Continuing on my cinematic Paris kick (see posts on July 15 and August 1), there is this article (Le Grand Rex, fils de la Belle époque, July 21) by Dominique Raizon for Radio France Internationale, which I somehow missed. It has some great photographs of Le Grand Rex (1, bd Poissonière), the king of Parisian cinemas, including one taken during World War II, when the German army took over the cinema to use it as their Soldaten-Kino (where it showed propaganda films to soldiers) and another of a slender young women costumed in a bright scarlet, pseudomilitary uniform, working at the Rex as an usher in 1947. Every Sunday in July and August, and on the first Sunday only of every other month (or by appointment), you can take a guided tour of this cinematic monument built in the 1930s (my translation):
Anthony Zaccardo, passionate and impassioned, proposes an original exploration of the architecture and passages of this giant, risen out of the imagination of one visionary, Jacques Haïck, former owner of the Olympia. Jacques Haïck had the financial means to realise his ambitious dream when, in 1932, he created the Grand Rex, one of the star features of the Grands Boulevards of Paris. Not far from the Opéra and the theaters of the Porte Saint-Denis and the Porte Saint-Martin, the Grands Boulevards that extend from République to the Madeleine were home to not fewer than 100 cinemas in the Belle Epoque: it's in this environment that the largest cinema in Europe rose up, today the only survivor that continues to be active.The architect was Auguste Bluysens, who designed the Art deco façade, which critics at the time said did not mesh properly with the Haussmann era buildings around it. The interior decoration, designed by Maurice Dufrêne (who also worked on the Galeries Lafayette department store), is also in the Art deco style, including its bar of shaped mirrors. (The Max Linder, mentioned in this post on July 16, also has a bar, which is such a nice thing to have in a moviehouse.) John Eberson, an American engineer who specialized in large atmospheric rooms, designed the immense movie-viewing space inside, including the most striking element, an arched vault of midnight blue covered with stars. The interior decoration has remained unchanged since the cinema opened in 1932.

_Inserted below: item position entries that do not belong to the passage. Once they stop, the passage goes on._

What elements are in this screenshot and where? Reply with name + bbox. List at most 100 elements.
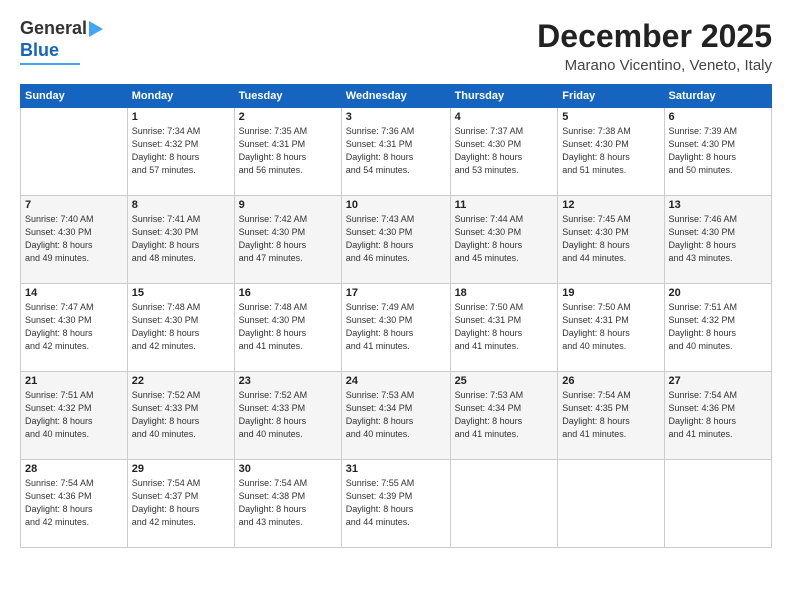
day-info: Sunrise: 7:42 AMSunset: 4:30 PMDaylight:… — [239, 213, 337, 265]
day-info: Sunrise: 7:51 AMSunset: 4:32 PMDaylight:… — [669, 301, 767, 353]
day-info: Sunrise: 7:52 AMSunset: 4:33 PMDaylight:… — [239, 389, 337, 441]
table-row: 12Sunrise: 7:45 AMSunset: 4:30 PMDayligh… — [558, 196, 664, 284]
day-number: 30 — [239, 463, 337, 475]
calendar-week-row: 28 Sunrise: 7:54 AMSunset: 4:36 PMDayligh… — [21, 460, 772, 548]
day-number: 22 — [132, 375, 230, 387]
day-info: Sunrise: 7:39 AMSunset: 4:30 PMDaylight:… — [669, 125, 767, 177]
day-info: Sunrise: 7:45 AMSunset: 4:30 PMDaylight:… — [562, 213, 659, 265]
header-thursday: Thursday — [450, 85, 558, 108]
table-row: 20 Sunrise: 7:51 AMSunset: 4:32 PMDayligh… — [664, 284, 771, 372]
month-title: December 2025 — [537, 18, 772, 55]
location: Marano Vicentino, Veneto, Italy — [537, 57, 772, 74]
calendar-page: General Blue December 2025 Marano Vicent… — [0, 0, 792, 612]
calendar-week-row: 1 Sunrise: 7:34 AMSunset: 4:32 PMDaylight… — [21, 108, 772, 196]
table-row: 11 Sunrise: 7:44 AMSunset: 4:30 PMDayligh… — [450, 196, 558, 284]
table-row: 16 Sunrise: 7:48 AMSunset: 4:30 PMDayligh… — [234, 284, 341, 372]
day-number: 5 — [562, 111, 659, 123]
table-row: 13Sunrise: 7:46 AMSunset: 4:30 PMDayligh… — [664, 196, 771, 284]
header-wednesday: Wednesday — [341, 85, 450, 108]
day-info: Sunrise: 7:52 AMSunset: 4:33 PMDaylight:… — [132, 389, 230, 441]
header-monday: Monday — [127, 85, 234, 108]
day-info: Sunrise: 7:47 AMSunset: 4:30 PMDaylight:… — [25, 301, 123, 353]
table-row: 3Sunrise: 7:36 AMSunset: 4:31 PMDaylight… — [341, 108, 450, 196]
day-info: Sunrise: 7:54 AMSunset: 4:38 PMDaylight:… — [239, 477, 337, 529]
table-row: 31Sunrise: 7:55 AMSunset: 4:39 PMDayligh… — [341, 460, 450, 548]
table-row — [21, 108, 128, 196]
table-row: 26Sunrise: 7:54 AMSunset: 4:35 PMDayligh… — [558, 372, 664, 460]
day-info: Sunrise: 7:50 AMSunset: 4:31 PMDaylight:… — [455, 301, 554, 353]
table-row: 17 Sunrise: 7:49 AMSunset: 4:30 PMDayligh… — [341, 284, 450, 372]
day-number: 10 — [346, 199, 446, 211]
table-row: 14 Sunrise: 7:47 AMSunset: 4:30 PMDayligh… — [21, 284, 128, 372]
calendar-week-row: 14 Sunrise: 7:47 AMSunset: 4:30 PMDayligh… — [21, 284, 772, 372]
day-info: Sunrise: 7:51 AMSunset: 4:32 PMDaylight:… — [25, 389, 123, 441]
day-info: Sunrise: 7:54 AMSunset: 4:35 PMDaylight:… — [562, 389, 659, 441]
day-info: Sunrise: 7:53 AMSunset: 4:34 PMDaylight:… — [346, 389, 446, 441]
table-row: 2 Sunrise: 7:35 AMSunset: 4:31 PMDaylight… — [234, 108, 341, 196]
table-row: 29 Sunrise: 7:54 AMSunset: 4:37 PMDayligh… — [127, 460, 234, 548]
logo-blue: Blue — [20, 40, 59, 62]
day-number: 17 — [346, 287, 446, 299]
day-info: Sunrise: 7:44 AMSunset: 4:30 PMDaylight:… — [455, 213, 554, 265]
day-number: 6 — [669, 111, 767, 123]
day-info: Sunrise: 7:53 AMSunset: 4:34 PMDaylight:… — [455, 389, 554, 441]
day-number: 20 — [669, 287, 767, 299]
table-row: 7Sunrise: 7:40 AMSunset: 4:30 PMDaylight… — [21, 196, 128, 284]
calendar-header-row: Sunday Monday Tuesday Wednesday Thursday… — [21, 85, 772, 108]
logo: General Blue — [20, 18, 103, 65]
day-info: Sunrise: 7:34 AMSunset: 4:32 PMDaylight:… — [132, 125, 230, 177]
day-number: 4 — [455, 111, 554, 123]
header-friday: Friday — [558, 85, 664, 108]
day-number: 25 — [455, 375, 554, 387]
day-number: 23 — [239, 375, 337, 387]
day-info: Sunrise: 7:35 AMSunset: 4:31 PMDaylight:… — [239, 125, 337, 177]
day-number: 29 — [132, 463, 230, 475]
logo-underline — [20, 63, 80, 65]
table-row: 27 Sunrise: 7:54 AMSunset: 4:36 PMDayligh… — [664, 372, 771, 460]
day-info: Sunrise: 7:54 AMSunset: 4:36 PMDaylight:… — [25, 477, 123, 529]
table-row: 6 Sunrise: 7:39 AMSunset: 4:30 PMDaylight… — [664, 108, 771, 196]
table-row: 22 Sunrise: 7:52 AMSunset: 4:33 PMDayligh… — [127, 372, 234, 460]
day-info: Sunrise: 7:50 AMSunset: 4:31 PMDaylight:… — [562, 301, 659, 353]
header-tuesday: Tuesday — [234, 85, 341, 108]
table-row: 24 Sunrise: 7:53 AMSunset: 4:34 PMDayligh… — [341, 372, 450, 460]
day-number: 2 — [239, 111, 337, 123]
calendar-table: Sunday Monday Tuesday Wednesday Thursday… — [20, 84, 772, 548]
day-number: 7 — [25, 199, 123, 211]
day-number: 27 — [669, 375, 767, 387]
table-row: 25 Sunrise: 7:53 AMSunset: 4:34 PMDayligh… — [450, 372, 558, 460]
day-number: 14 — [25, 287, 123, 299]
day-number: 18 — [455, 287, 554, 299]
table-row: 30 Sunrise: 7:54 AMSunset: 4:38 PMDayligh… — [234, 460, 341, 548]
table-row: 1 Sunrise: 7:34 AMSunset: 4:32 PMDaylight… — [127, 108, 234, 196]
title-block: December 2025 Marano Vicentino, Veneto, … — [537, 18, 772, 74]
day-number: 11 — [455, 199, 554, 211]
table-row: 4Sunrise: 7:37 AMSunset: 4:30 PMDaylight… — [450, 108, 558, 196]
table-row — [558, 460, 664, 548]
day-number: 9 — [239, 199, 337, 211]
day-number: 15 — [132, 287, 230, 299]
day-number: 1 — [132, 111, 230, 123]
day-number: 28 — [25, 463, 123, 475]
calendar-week-row: 7Sunrise: 7:40 AMSunset: 4:30 PMDaylight… — [21, 196, 772, 284]
day-number: 24 — [346, 375, 446, 387]
day-info: Sunrise: 7:49 AMSunset: 4:30 PMDaylight:… — [346, 301, 446, 353]
day-number: 3 — [346, 111, 446, 123]
table-row: 18 Sunrise: 7:50 AMSunset: 4:31 PMDayligh… — [450, 284, 558, 372]
table-row: 5 Sunrise: 7:38 AMSunset: 4:30 PMDaylight… — [558, 108, 664, 196]
day-info: Sunrise: 7:48 AMSunset: 4:30 PMDaylight:… — [239, 301, 337, 353]
day-info: Sunrise: 7:54 AMSunset: 4:37 PMDaylight:… — [132, 477, 230, 529]
day-number: 31 — [346, 463, 446, 475]
day-info: Sunrise: 7:46 AMSunset: 4:30 PMDaylight:… — [669, 213, 767, 265]
header: General Blue December 2025 Marano Vicent… — [20, 18, 772, 74]
table-row — [450, 460, 558, 548]
table-row: 21Sunrise: 7:51 AMSunset: 4:32 PMDayligh… — [21, 372, 128, 460]
table-row — [664, 460, 771, 548]
day-number: 16 — [239, 287, 337, 299]
day-info: Sunrise: 7:38 AMSunset: 4:30 PMDaylight:… — [562, 125, 659, 177]
logo-arrow-icon — [89, 21, 103, 37]
table-row: 23 Sunrise: 7:52 AMSunset: 4:33 PMDayligh… — [234, 372, 341, 460]
day-info: Sunrise: 7:54 AMSunset: 4:36 PMDaylight:… — [669, 389, 767, 441]
table-row: 9 Sunrise: 7:42 AMSunset: 4:30 PMDaylight… — [234, 196, 341, 284]
calendar-week-row: 21Sunrise: 7:51 AMSunset: 4:32 PMDayligh… — [21, 372, 772, 460]
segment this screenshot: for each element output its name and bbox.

In the 1950s, the cinema regained its initial splendor. The programming was conceived in two parts. First, a musical overture with a philharmonic orchestra numbering around 60 musicians, and then 36 dancers, les Rexgirls, came on stage. After an intermission, scenic effects took place: cascades of water, erupting volcanos, an elephant on stage, 2,500 water jets 20 meters [66 feet] tall expelling 3,000 liters of water offered 500 combinable effects to the rhythm of the music, swimming women and frog-men appeared in the Mirror of Neptune. In short, everything was gigantic and spectacular at Le Grand Rex. Every year, at Christmas time, you could also watch these "Water Fairy Tales." In 1953, Le Grand Rex was the first cinema in France to show films in cinemascope. Even in later chapters, the story remains outsized: at Le Grand Rex, Europe's largest screen was showing in 1988, on a screen of 300 square meters [3,229 square feet], Luc Besson's Le Grand Bleu, which sold out the room for three years.The cinema itself presently has 3,300 seats, and there is seating for 900 in the rooms on the lower levels, where the boxes and rehearsal rooms used to be.